Capítulo 4: O Peso do Silêncio

Amanheceu cinza. A neve que tinha caído durante a noite cobria o campo com uma camada de dois centímetros. Os alunos que passavam pelo pátio interno deixavam rastros no gelo, e eu via os passos de cada um como se fosse um mapa de decisões. Quem ia pro refeitório, pra esquerda. Quem ia pra aula, pra direita. Quem ficava parado, olhando pro campo, era só eu.

O treino do dia era às oito. Sturm queria um aquecimento em alta intensidade pra testar o que eu tinha. Vicente não apareceu. Não era novidade. Vicente atrasava como quem chega atrasado pra uma entrevista de emprego e sabe que a vaga é dele mesmo assim.

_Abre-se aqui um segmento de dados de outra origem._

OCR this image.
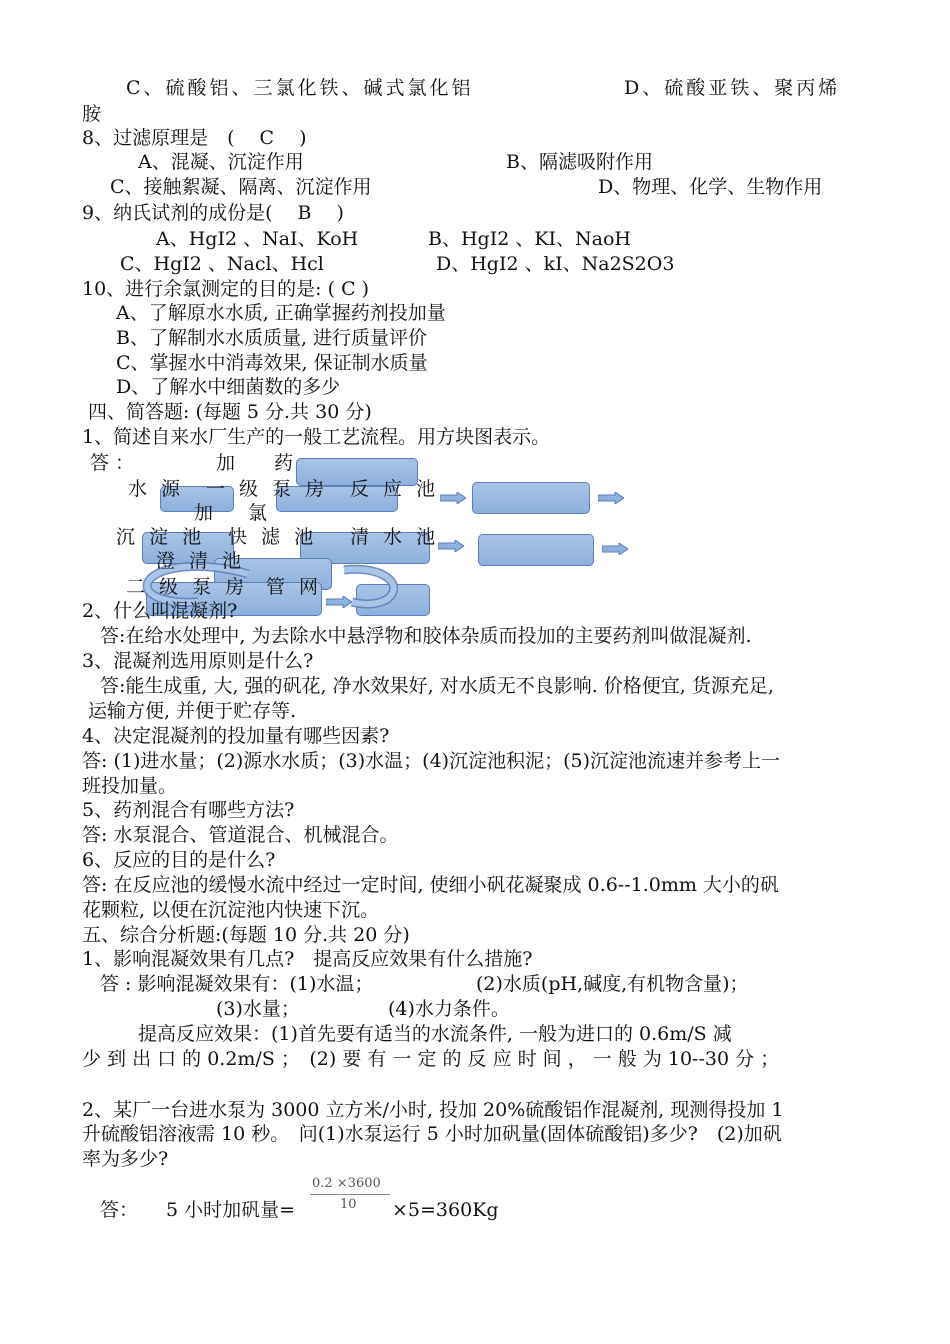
C、硫酸铝、三氯化铁、碱式氯化铝	D、硫酸亚铁、聚丙烯
胺
8、过滤原理是　(　 C　 )
A、混凝、沉淀作用	B、隔滤吸附作用
C、接触絮凝、隔离、沉淀作用	D、物理、化学、生物作用
9、纳氏试剂的成份是(　 B　 )
A、HgI2 、NaI、KoH	B、HgI2 、KI、NaoH
C、HgI2 、Nacl、Hcl	D、HgI2 、kI、Na2S2O3
10、进行余氯测定的目的是: ( C )
A、了解原水水质, 正确掌握药剂投加量
B、了解制水水质质量, 进行质量评价
C、掌握水中消毒效果, 保证制水质量
D、了解水中细菌数的多少
四、简答题: (每题 5 分.共 30 分)
1、简述自来水厂生产的一般工艺流程。用方块图表示。
答：	加　药
水 源 一 级 泵 房 反 应 池
加　氯
沉 淀 池 快 滤 池 清 水 池
澄 清 池
二 级 泵 房 管 网
2、什么叫混凝剂?
答:在给水处理中, 为去除水中悬浮物和胶体杂质而投加的主要药剂叫做混凝剂.
3、混凝剂选用原则是什么?
答:能生成重, 大, 强的矾花, 净水效果好, 对水质无不良影响. 价格便宜, 货源充足,
运输方便, 并便于贮存等.
4、决定混凝剂的投加量有哪些因素?
答: (1)进水量；(2)源水水质；(3)水温；(4)沉淀池积泥；(5)沉淀池流速并参考上一
班投加量。
5、药剂混合有哪些方法?
答: 水泵混合、管道混合、机械混合。
6、反应的目的是什么?
答: 在反应池的缓慢水流中经过一定时间, 使细小矾花凝聚成 0.6--1.0mm 大小的矾
花颗粒, 以便在沉淀池内快速下沉。
五、综合分析题:(每题 10 分.共 20 分)
1、影响混凝效果有几点?　提高反应效果有什么措施?
答 : 影响混凝效果有：(1)水温；	(2)水质(pH,碱度,有机物含量)；
(3)水量；	(4)水力条件。
提高反应效果：(1)首先要有适当的水流条件, 一般为进口的 0.6m/S 减
少 到 出 口 的 0.2m/S ；　(2) 要 有 一 定 的 反 应 时 间 ， 一 般 为 10--30 分 ；
2、某厂一台进水泵为 3000 立方米/小时, 投加 20%硫酸铝作混凝剂, 现测得投加 1
升硫酸铝溶液需 10 秒。　问(1)水泵运行 5 小时加矾量(固体硫酸铝)多少?　(2)加矾
率为多少?
答： 5 小时加矾量=
0.2 ×3600
10 ×5=360Kg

Cheguei às sete e quarenta. Campo vazio. Os drones já estavam no ar, quatro deles, em formação de losango, filmando a grama artificial mesmo sem ninguém jogar. O calor artificial do solo mantinha a superfície verde. Por fora, inverno. Por dentro, verão. Essa era a lógica do Mont Blanc.

Zeca já tava lá. No campo vazio. No frio de menos cinco graus. Usando uma camisa de manga curta e um colar de sementes que eu reconheceria em qualquer lugar. Ele tava deitado no gramado, de costas, olhando pro céu. Os drones giravam acima dele e ele não se mexeu.

"Eles filmam até o goleiro meditando?" Eu sentei num banco e tirei os tênis.

Zeca virou a cabeça devagar. "Não. Filma só quando alguém comete um erro. Enquanto não tem erro, é arte."

"Então agora é arte."

"Não agora. Agora é vigilância." Ele sentou. "Você sabe o que é meditação de goleiro?"

"Não."

"É ficar na posição de defesa e imaginar que já foi gol. Não é medo. É aceitação. Quando você aceita que o gol vai entrar, você se move melhor."

"Você inventou isso?"

"Meu tio é goleiro no Santos. Ele inventou. Ou inventou pra mim. Talvez seja a mesma coisa."

Ele esticou as pernas. O colar de sementes balançava no pescoço. "Você sabe por que eu tô aqui?"

"Porque seu pai conhece o Sturm."

"É. Mas isso não explica por que tô deitado no gramado às sete da manhã." Zeca olhou pra cima, pros drones. "Tô deitado aqui porque amanhã tem jogo e amanhã eu vou perder. Então tô deitado aqui pra não ter medo de perder."

"O medo de perder é bom."

"No futebol, sim. Na Colina não. Aqui, perder é o mesmo que desaparecer. O Vicente perdeu três jogos seguidos no ano passado e o pai dele apareceu no refeitório com um nutricionista particular. Nutricionista particular, Bento. Pra um garoto de dezoito anos que come como todo mundo. Era sobre controle. Não sobre alimentação."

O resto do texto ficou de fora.